— Докладыуайт.
— После, после, — поморщился Лазарев.
— Сейчас слушай! — закричала толпа, позабыв о посуле. — Мрем в казармах от холода, сквозь брюхо хребтину видать! Насекомое зверье заело! Гибнем!
Приказчики и нарядчики расталкивали народ, искали горланов. Заводчик медленно шел к дому, где сиротливо жалась кучка челядинцев. Моисей пригляделся и ахнул: из нее опять вышел Васька и с поклоном протянул Лазареву все тот же каравай. Лазарев снова отломил кусочек, посыпал солью, милостиво пожевал.
В этот день больше не работали. Бойкие нарядчики из бочонков черпали водку. Мужики подходили гуськом, нетерпеливо погоняя друг дружку, крестились, крякали, утирались полой, рукавом.
— Куды прешь, рыло? — прикрикнул приказчик на юркого, как вьюн, мужичонку, который сбоку подлез к нему.

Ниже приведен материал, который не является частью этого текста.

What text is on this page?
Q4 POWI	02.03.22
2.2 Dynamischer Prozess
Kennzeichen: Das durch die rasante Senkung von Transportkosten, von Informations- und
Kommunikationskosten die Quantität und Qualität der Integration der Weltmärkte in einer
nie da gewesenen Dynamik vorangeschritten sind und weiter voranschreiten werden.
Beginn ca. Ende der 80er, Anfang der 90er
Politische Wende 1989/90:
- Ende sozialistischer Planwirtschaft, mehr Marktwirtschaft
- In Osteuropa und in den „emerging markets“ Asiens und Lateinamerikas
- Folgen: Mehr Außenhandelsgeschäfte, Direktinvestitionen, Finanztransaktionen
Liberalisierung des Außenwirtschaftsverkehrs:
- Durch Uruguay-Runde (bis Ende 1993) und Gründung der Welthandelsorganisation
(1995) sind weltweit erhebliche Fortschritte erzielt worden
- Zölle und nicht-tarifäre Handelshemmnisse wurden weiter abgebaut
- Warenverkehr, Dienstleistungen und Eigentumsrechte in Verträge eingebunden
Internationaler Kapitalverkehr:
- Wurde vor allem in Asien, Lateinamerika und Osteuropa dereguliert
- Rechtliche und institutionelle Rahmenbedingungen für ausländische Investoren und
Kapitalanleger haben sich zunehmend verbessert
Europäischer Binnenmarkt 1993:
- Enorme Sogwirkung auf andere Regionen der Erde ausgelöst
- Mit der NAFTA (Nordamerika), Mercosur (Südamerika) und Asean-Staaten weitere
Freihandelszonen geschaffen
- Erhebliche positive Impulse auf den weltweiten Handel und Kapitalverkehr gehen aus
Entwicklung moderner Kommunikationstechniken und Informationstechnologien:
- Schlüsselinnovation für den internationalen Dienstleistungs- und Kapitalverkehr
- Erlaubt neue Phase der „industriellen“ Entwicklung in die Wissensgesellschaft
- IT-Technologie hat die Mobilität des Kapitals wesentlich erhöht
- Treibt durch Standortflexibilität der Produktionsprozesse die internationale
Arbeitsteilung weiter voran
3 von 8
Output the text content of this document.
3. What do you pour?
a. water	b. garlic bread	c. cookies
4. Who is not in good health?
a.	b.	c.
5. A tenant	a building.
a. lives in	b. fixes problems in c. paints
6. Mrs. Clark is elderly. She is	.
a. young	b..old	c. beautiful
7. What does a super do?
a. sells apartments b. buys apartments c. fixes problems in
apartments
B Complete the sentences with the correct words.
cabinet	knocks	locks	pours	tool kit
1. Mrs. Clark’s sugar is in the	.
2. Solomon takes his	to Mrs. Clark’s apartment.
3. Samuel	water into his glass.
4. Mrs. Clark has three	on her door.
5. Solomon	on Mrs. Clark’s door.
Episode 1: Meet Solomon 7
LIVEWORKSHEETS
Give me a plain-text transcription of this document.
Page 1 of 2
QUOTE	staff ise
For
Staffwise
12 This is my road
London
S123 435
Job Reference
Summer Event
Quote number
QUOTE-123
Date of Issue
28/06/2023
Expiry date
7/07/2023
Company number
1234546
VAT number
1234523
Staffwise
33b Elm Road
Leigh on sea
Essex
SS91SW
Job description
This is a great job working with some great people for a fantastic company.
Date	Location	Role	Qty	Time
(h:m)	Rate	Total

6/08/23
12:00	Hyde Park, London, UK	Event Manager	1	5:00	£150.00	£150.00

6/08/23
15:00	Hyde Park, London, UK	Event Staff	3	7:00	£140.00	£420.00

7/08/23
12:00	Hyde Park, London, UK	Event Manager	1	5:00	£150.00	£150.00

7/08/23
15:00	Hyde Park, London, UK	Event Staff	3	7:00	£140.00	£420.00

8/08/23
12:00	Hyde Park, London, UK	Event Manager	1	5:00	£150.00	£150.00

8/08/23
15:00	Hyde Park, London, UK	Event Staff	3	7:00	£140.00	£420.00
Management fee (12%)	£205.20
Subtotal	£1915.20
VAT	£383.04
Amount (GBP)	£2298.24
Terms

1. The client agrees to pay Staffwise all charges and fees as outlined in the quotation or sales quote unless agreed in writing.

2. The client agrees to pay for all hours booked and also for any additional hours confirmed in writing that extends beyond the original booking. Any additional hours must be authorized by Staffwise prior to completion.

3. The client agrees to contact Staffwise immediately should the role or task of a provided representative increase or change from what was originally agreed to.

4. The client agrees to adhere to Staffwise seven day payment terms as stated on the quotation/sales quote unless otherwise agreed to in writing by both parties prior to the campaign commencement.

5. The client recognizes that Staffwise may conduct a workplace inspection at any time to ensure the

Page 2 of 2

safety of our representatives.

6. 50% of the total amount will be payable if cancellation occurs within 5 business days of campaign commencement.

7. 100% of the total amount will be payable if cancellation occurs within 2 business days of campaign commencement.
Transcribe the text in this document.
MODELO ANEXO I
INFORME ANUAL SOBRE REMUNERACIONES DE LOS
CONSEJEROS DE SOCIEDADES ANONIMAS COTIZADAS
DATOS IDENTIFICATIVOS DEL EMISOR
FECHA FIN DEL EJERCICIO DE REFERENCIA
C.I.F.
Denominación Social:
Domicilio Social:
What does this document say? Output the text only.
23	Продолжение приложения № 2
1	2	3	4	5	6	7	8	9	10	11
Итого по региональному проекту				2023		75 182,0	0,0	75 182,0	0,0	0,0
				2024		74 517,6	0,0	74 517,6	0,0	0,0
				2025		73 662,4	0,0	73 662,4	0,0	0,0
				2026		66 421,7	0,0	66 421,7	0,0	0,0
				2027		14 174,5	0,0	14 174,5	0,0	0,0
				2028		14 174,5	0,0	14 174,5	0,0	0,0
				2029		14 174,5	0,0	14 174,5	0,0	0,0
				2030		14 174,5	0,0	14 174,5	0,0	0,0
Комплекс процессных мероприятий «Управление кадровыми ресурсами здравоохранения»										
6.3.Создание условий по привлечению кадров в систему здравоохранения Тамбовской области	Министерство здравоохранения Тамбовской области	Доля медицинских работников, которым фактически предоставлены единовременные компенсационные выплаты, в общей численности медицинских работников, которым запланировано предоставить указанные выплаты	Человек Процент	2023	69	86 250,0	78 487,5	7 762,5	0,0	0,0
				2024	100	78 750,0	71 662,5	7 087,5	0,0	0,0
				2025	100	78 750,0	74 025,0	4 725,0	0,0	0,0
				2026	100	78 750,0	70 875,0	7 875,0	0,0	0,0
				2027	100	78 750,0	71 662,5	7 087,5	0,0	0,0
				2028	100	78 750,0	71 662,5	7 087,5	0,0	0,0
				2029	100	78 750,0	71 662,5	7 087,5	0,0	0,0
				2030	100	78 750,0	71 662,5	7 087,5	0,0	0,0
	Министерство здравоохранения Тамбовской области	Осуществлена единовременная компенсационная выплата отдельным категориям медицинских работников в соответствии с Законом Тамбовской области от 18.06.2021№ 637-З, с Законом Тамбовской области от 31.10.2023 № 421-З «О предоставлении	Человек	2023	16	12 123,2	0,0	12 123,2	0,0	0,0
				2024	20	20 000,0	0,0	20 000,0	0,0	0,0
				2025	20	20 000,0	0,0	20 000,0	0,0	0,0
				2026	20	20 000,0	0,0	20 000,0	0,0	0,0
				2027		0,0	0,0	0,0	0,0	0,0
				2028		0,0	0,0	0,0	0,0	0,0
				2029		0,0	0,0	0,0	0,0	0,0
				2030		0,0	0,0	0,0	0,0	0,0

— Дак я однова, — захныкал тот, вытянув губы трубочкой.
— А ну, дыхни.
Мужичонка унырнул в хохочущую толпу.
Тимоха Сирин тоже не дремал: скинул с двери железную скобу, выкатил свой бочонок. Над поселением взмылись песни, матюки. Подгулявший Васька бил себя кулаком в грудь, хвастал:
— Двумя чарками наградили, во как!
— Погоди, так напоят, что и не проспишься, — сказал Еким.
— А я опохмелюсь.
Васька оправил пояс, пригладил огненные волосы.
— Не к Лукерье ли собираешься? — загородил ему дорогу Еким.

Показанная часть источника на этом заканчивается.